Lo scrittore emergente è emerso?
Autore: Morgan PalmasGio, 15/10/2009 - 09:14
Di Giovanni Pannacci
Io sono un fan del participio, inteso come modo verbale. Adoro anche il gerundio, che è di per sé una parola bellissima.
Entrambi questi modi, almeno nella loro forma al tempo presente, indicano azioni non concluse, che si compiono nel momento in cui se ne parla. È una sorta, se mi si passa l’ossimoro, di fermo immagine in movimento, un hic et nunc progressivo. Un loop.
Prendete il participio presente di emergere: emergente. A me fa pensare al mostro della laguna, che fa capolino dall’acqua col cranio squamoso ricoperto di alghe verdognole.
Ecco, ogni volta che sento le parole “scrittore emergente”, immagino una bizzarra e circospetta creatura ergersi furtiva in mezzo alle nebbie azzurrine di uno stagno purulento.
In virtù del loop di cui sopra, nel mio immaginario l’emergente sarà tale per sempre, obbligato in questo perenne tentativo ascensionale da uno spietato, quanto affascinante, maleficio grammaticale.
Avete mai sentito parlare, infatti, di uno scrittore “emerso”, la cui azione, cioè, è riuscita a frantumare le barriere dell’eterno presente per guadagnarsi un rassicurante e meritato participio passato?

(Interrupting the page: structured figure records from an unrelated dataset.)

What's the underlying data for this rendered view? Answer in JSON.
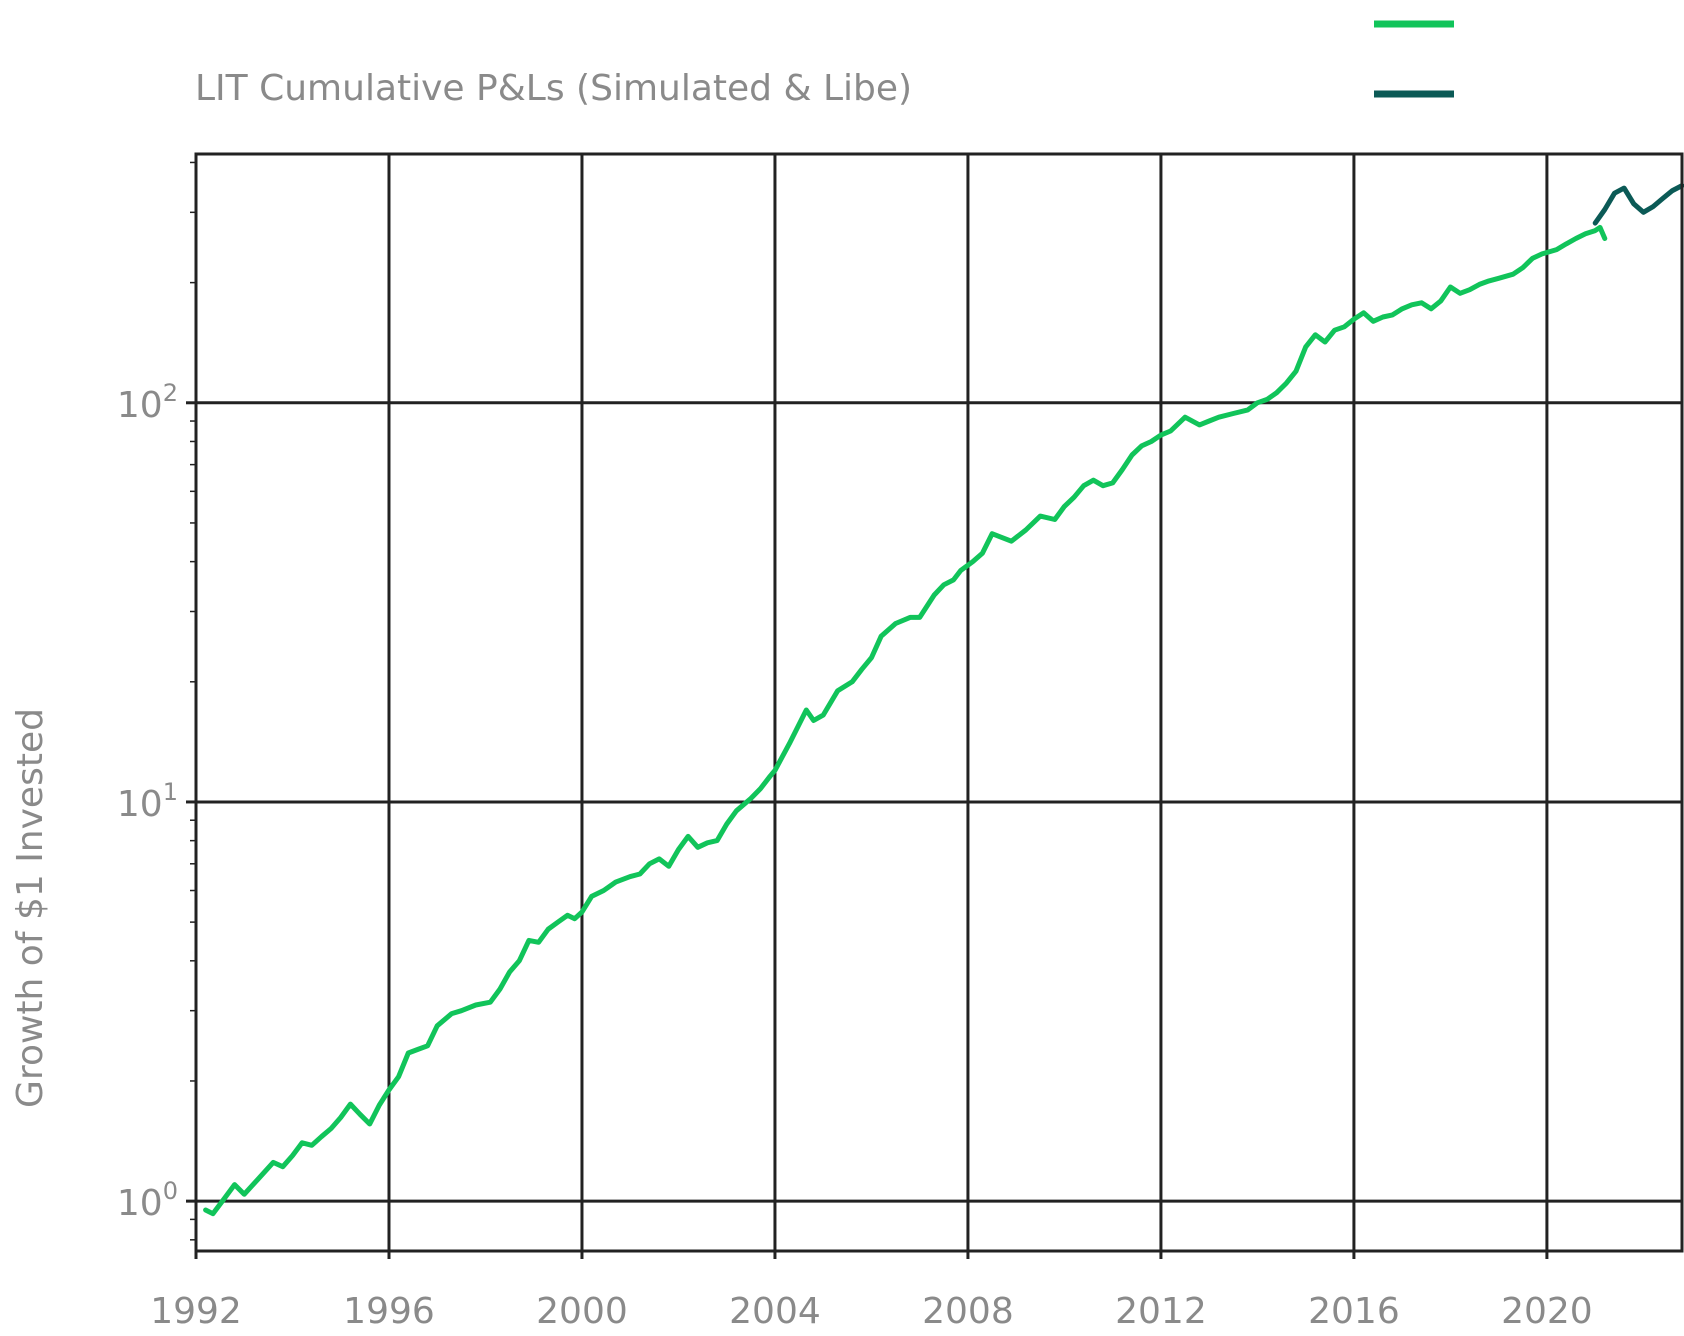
{
  "chart_data": {
    "type": "line",
    "title": "LIT Cumulative P&Ls (Simulated & Libe)",
    "ylabel": "Growth of $1 Invested",
    "xlabel": "",
    "yscale": "log",
    "grid": true,
    "legend": "top-right",
    "xlim": [
      1992,
      2022.8
    ],
    "ylim": [
      0.75,
      420
    ],
    "x_ticks": [
      1992,
      1996,
      2000,
      2004,
      2008,
      2012,
      2016,
      2020
    ],
    "x_tick_labels": [
      "1992",
      "1996",
      "2000",
      "2004",
      "2008",
      "2012",
      "2016",
      "2020"
    ],
    "y_ticks": [
      1,
      10,
      100
    ],
    "y_tick_labels": [
      {
        "base": "10",
        "exp": "0"
      },
      {
        "base": "10",
        "exp": "1"
      },
      {
        "base": "10",
        "exp": "2"
      }
    ],
    "series": [
      {
        "color": "#11c45a",
        "x": [
          1992.2,
          1992.35,
          1992.6,
          1992.8,
          1993.0,
          1993.3,
          1993.6,
          1993.8,
          1994.0,
          1994.2,
          1994.4,
          1994.6,
          1994.8,
          1995.0,
          1995.2,
          1995.4,
          1995.6,
          1995.8,
          1996.0,
          1996.2,
          1996.4,
          1996.6,
          1996.8,
          1997.0,
          1997.3,
          1997.5,
          1997.8,
          1998.1,
          1998.3,
          1998.5,
          1998.7,
          1998.9,
          1999.1,
          1999.3,
          1999.5,
          1999.7,
          1999.85,
          2000.0,
          2000.2,
          2000.45,
          2000.7,
          2001.0,
          2001.2,
          2001.4,
          2001.6,
          2001.8,
          2002.0,
          2002.2,
          2002.4,
          2002.6,
          2002.8,
          2003.0,
          2003.2,
          2003.5,
          2003.7,
          2003.9,
          2004.0,
          2004.3,
          2004.65,
          2004.8,
          2005.0,
          2005.3,
          2005.6,
          2005.8,
          2006.0,
          2006.2,
          2006.5,
          2006.8,
          2007.0,
          2007.3,
          2007.5,
          2007.7,
          2007.85,
          2008.1,
          2008.3,
          2008.5,
          2008.7,
          2008.9,
          2009.2,
          2009.5,
          2009.8,
          2010.0,
          2010.2,
          2010.4,
          2010.6,
          2010.8,
          2011.0,
          2011.2,
          2011.4,
          2011.6,
          2011.8,
          2012.0,
          2012.2,
          2012.5,
          2012.8,
          2013.0,
          2013.2,
          2013.5,
          2013.8,
          2014.0,
          2014.2,
          2014.4,
          2014.6,
          2014.8,
          2015.0,
          2015.2,
          2015.4,
          2015.6,
          2015.8,
          2016.0,
          2016.2,
          2016.4,
          2016.6,
          2016.8,
          2017.0,
          2017.2,
          2017.4,
          2017.6,
          2017.8,
          2018.0,
          2018.2,
          2018.4,
          2018.6,
          2018.8,
          2019.0,
          2019.3,
          2019.5,
          2019.7,
          2019.9,
          2020.0,
          2020.2,
          2020.4,
          2020.6,
          2020.8,
          2021.0,
          2021.1,
          2021.2
        ],
        "values": [
          0.95,
          0.93,
          1.02,
          1.1,
          1.04,
          1.14,
          1.25,
          1.22,
          1.3,
          1.4,
          1.38,
          1.45,
          1.52,
          1.62,
          1.75,
          1.65,
          1.56,
          1.74,
          1.9,
          2.05,
          2.35,
          2.4,
          2.45,
          2.75,
          2.95,
          3.0,
          3.1,
          3.15,
          3.4,
          3.75,
          4.0,
          4.5,
          4.45,
          4.8,
          5.0,
          5.2,
          5.1,
          5.3,
          5.8,
          6.0,
          6.3,
          6.5,
          6.6,
          7.0,
          7.2,
          6.9,
          7.6,
          8.2,
          7.7,
          7.9,
          8.0,
          8.8,
          9.5,
          10.2,
          10.8,
          11.6,
          12.0,
          14.0,
          17.0,
          16.0,
          16.5,
          19.0,
          20.0,
          21.5,
          23.0,
          26.0,
          28.0,
          29.0,
          29.0,
          33.0,
          35.0,
          36.0,
          38.0,
          40.0,
          42.0,
          47.0,
          46.0,
          45.0,
          48.0,
          52.0,
          51.0,
          55.0,
          58.0,
          62.0,
          64.0,
          62.0,
          63.0,
          68.0,
          74.0,
          78.0,
          80.0,
          83.0,
          85.0,
          92.0,
          88.0,
          90.0,
          92.0,
          94.0,
          96.0,
          100.0,
          102.0,
          106.0,
          112.0,
          120.0,
          138.0,
          148.0,
          142.0,
          152.0,
          155.0,
          162.0,
          168.0,
          160.0,
          164.0,
          166.0,
          172.0,
          176.0,
          178.0,
          172.0,
          180.0,
          195.0,
          188.0,
          192.0,
          198.0,
          202.0,
          205.0,
          210.0,
          218.0,
          230.0,
          236.0,
          238.0,
          242.0,
          250.0,
          258.0,
          265.0,
          270.0,
          275.0,
          258.0
        ]
      },
      {
        "color": "#0b5a56",
        "x": [
          2021.0,
          2021.2,
          2021.4,
          2021.6,
          2021.8,
          2022.0,
          2022.2,
          2022.4,
          2022.6,
          2022.8
        ],
        "values": [
          282.0,
          305.0,
          335.0,
          345.0,
          315.0,
          300.0,
          310.0,
          325.0,
          340.0,
          350.0
        ]
      }
    ]
  }
}
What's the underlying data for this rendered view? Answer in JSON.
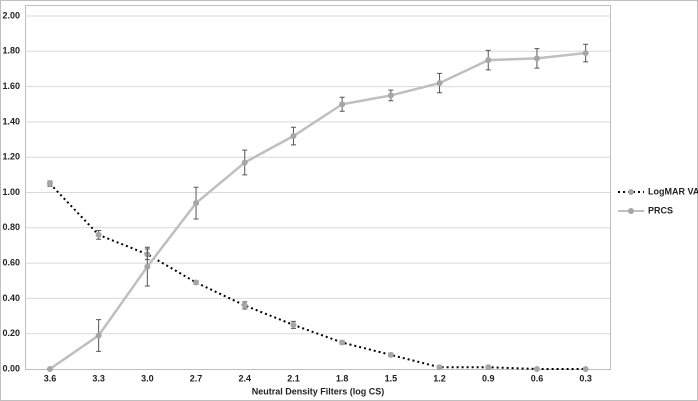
{
  "chart_data": {
    "type": "line",
    "x_label": "Neutral Density Filters (log CS)",
    "categories": [
      "3.6",
      "3.3",
      "3.0",
      "2.7",
      "2.4",
      "2.1",
      "1.8",
      "1.5",
      "1.2",
      "0.9",
      "0.6",
      "0.3"
    ],
    "series": [
      {
        "name": "LogMAR VA",
        "color": "#000000",
        "dash": true,
        "values": [
          1.05,
          0.76,
          0.65,
          0.49,
          0.36,
          0.25,
          0.15,
          0.08,
          0.01,
          0.01,
          0.0,
          0.0
        ],
        "errors": [
          0.015,
          0.025,
          0.03,
          0.01,
          0.02,
          0.02,
          0.01,
          0.01,
          0.005,
          0.005,
          0,
          0
        ]
      },
      {
        "name": "PRCS",
        "color": "#bfbfbf",
        "dash": false,
        "values": [
          0.0,
          0.19,
          0.58,
          0.94,
          1.17,
          1.32,
          1.5,
          1.55,
          1.62,
          1.75,
          1.76,
          1.79
        ],
        "errors": [
          0,
          0.09,
          0.11,
          0.09,
          0.07,
          0.05,
          0.04,
          0.03,
          0.055,
          0.055,
          0.055,
          0.05
        ]
      }
    ],
    "ylim": [
      0,
      2
    ],
    "yticks": [
      {
        "value": 0,
        "label": "0.00"
      },
      {
        "value": 0.2,
        "label": "0.20"
      },
      {
        "value": 0.4,
        "label": "0.40"
      },
      {
        "value": 0.6,
        "label": "0.60"
      },
      {
        "value": 0.8,
        "label": "0.80"
      },
      {
        "value": 1.0,
        "label": "1.00"
      },
      {
        "value": 1.2,
        "label": "1.20"
      },
      {
        "value": 1.4,
        "label": "1.40"
      },
      {
        "value": 1.6,
        "label": "1.60"
      },
      {
        "value": 1.8,
        "label": "1.80"
      },
      {
        "value": 2.0,
        "label": "2.00"
      }
    ],
    "grid": true
  }
}
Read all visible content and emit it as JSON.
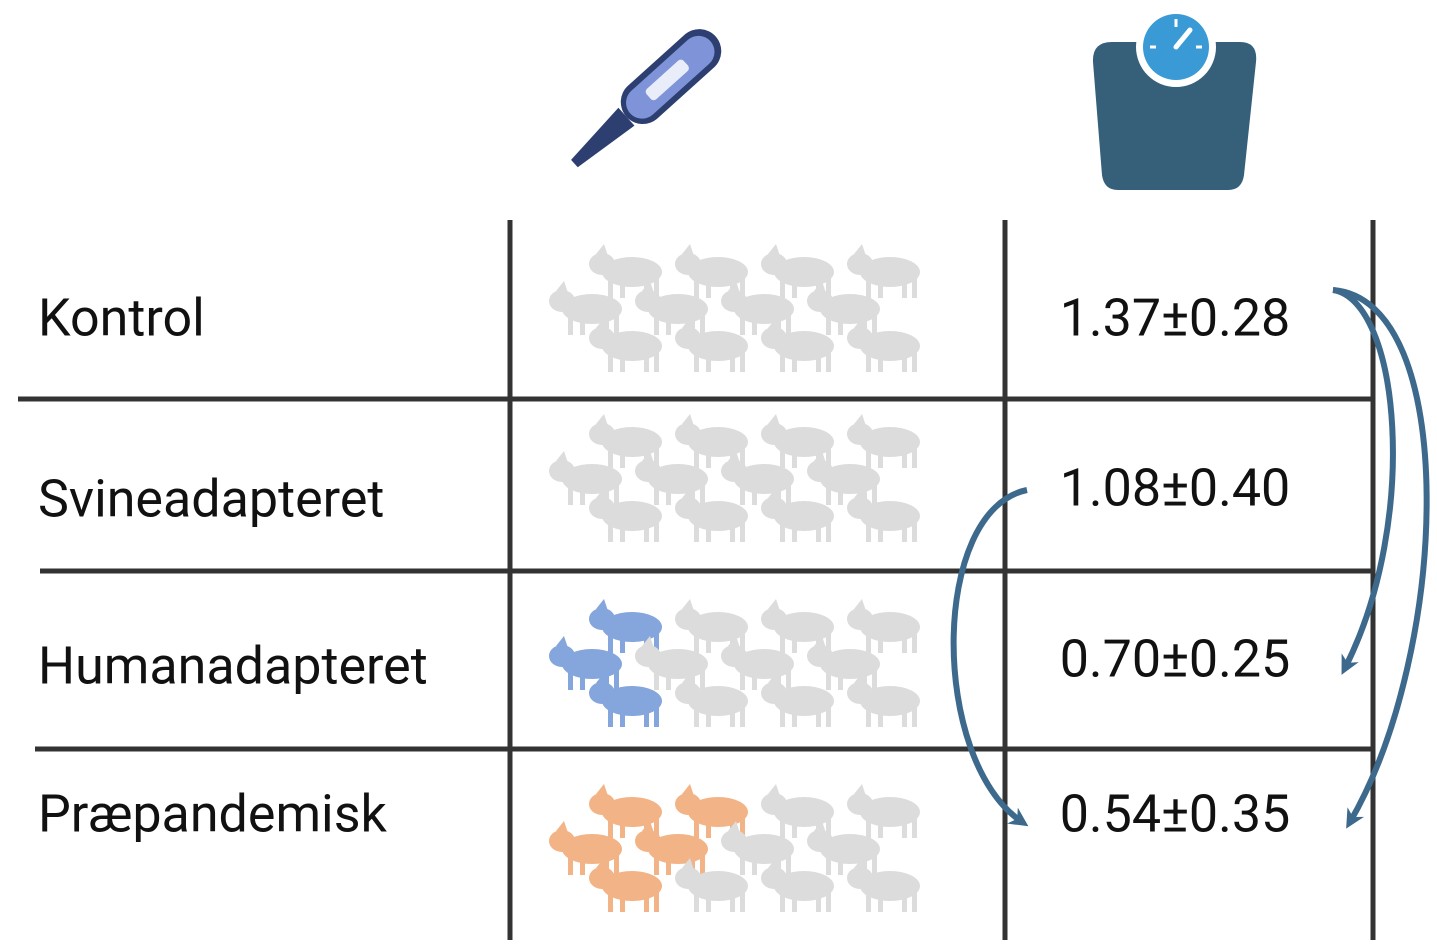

Ovviamente no. Lo scrittore può essere “pubblicato”, “conosciuto” o addirittura “noto”, ma non passerà mai dallo stato di emergente a quello di emerso. Emergono i fatti nuovi, i problemi o i continenti, gli scrittori mai.
Ora attenzione, perché queste che possono sembrare soltanto leziose argomentazioni grammaticali, hanno invece una più che pregnante valenza reale. Lo scrittore è il mostro costantemente condannato all’atto dell’emergere. Sappiatelo, voi che vi accingete a scrivere nella speranza che, una volta pubblicati (una volta emersi), potrete raggiungere le sponde della palude e camminare finalmente spediti, senza più alghe e fanghiglia avvinghiate ai polpacci. Non è così.
Non è così per la stragrande maggioranza di noi. Si può pubblicare un libro di successo, si può essere invitati all’unica trasmissione di prima serata che in Italia si occupa di libri, si può anche stazionare per qualche settimana nella classifica dei dieci libri più venduti (tutte cose che, insperatamente, a me sono successe), ma tutto questo non vi strapperà mai via dalla palude.
Sapete perché? Perché ogni volta che inizierete a scrivere un nuovo libro sarete di nuovo costretti a immergervi nella melma fino alla punta dei capelli. Dovrete andare giù, sommersi da dubbi tipo “e se questo libro non fosse all’altezza del precedente? E se l’editore me lo rifiuta? E se invece di scrivere questa storia scrivevo l’altra che avevo in mente? E se non riesco ad arrivare alla fine? E se non sono un vero scrittore?”. E giù, di gorgoglio in gorgoglio, fino a quando, in una notte di luna, ri-emergenti dallo stagno argenteo, vi staglierete contro le sagome spettrali degli alberi col vostro nuovo manoscritto in mano.
Questo volevo dirvi, scrittori in cerca di pubblicazione, preparatevi alla vostra nuova condizione di instancabili mostri perennemente emergenti. Sappiate, però, che la laguna, quando starete lì con i gufi, le lucciole e con i vostri pensieri che, come bruma sull’acqua, scivoleranno veloci sul foglio, è il posto più bello del mondo.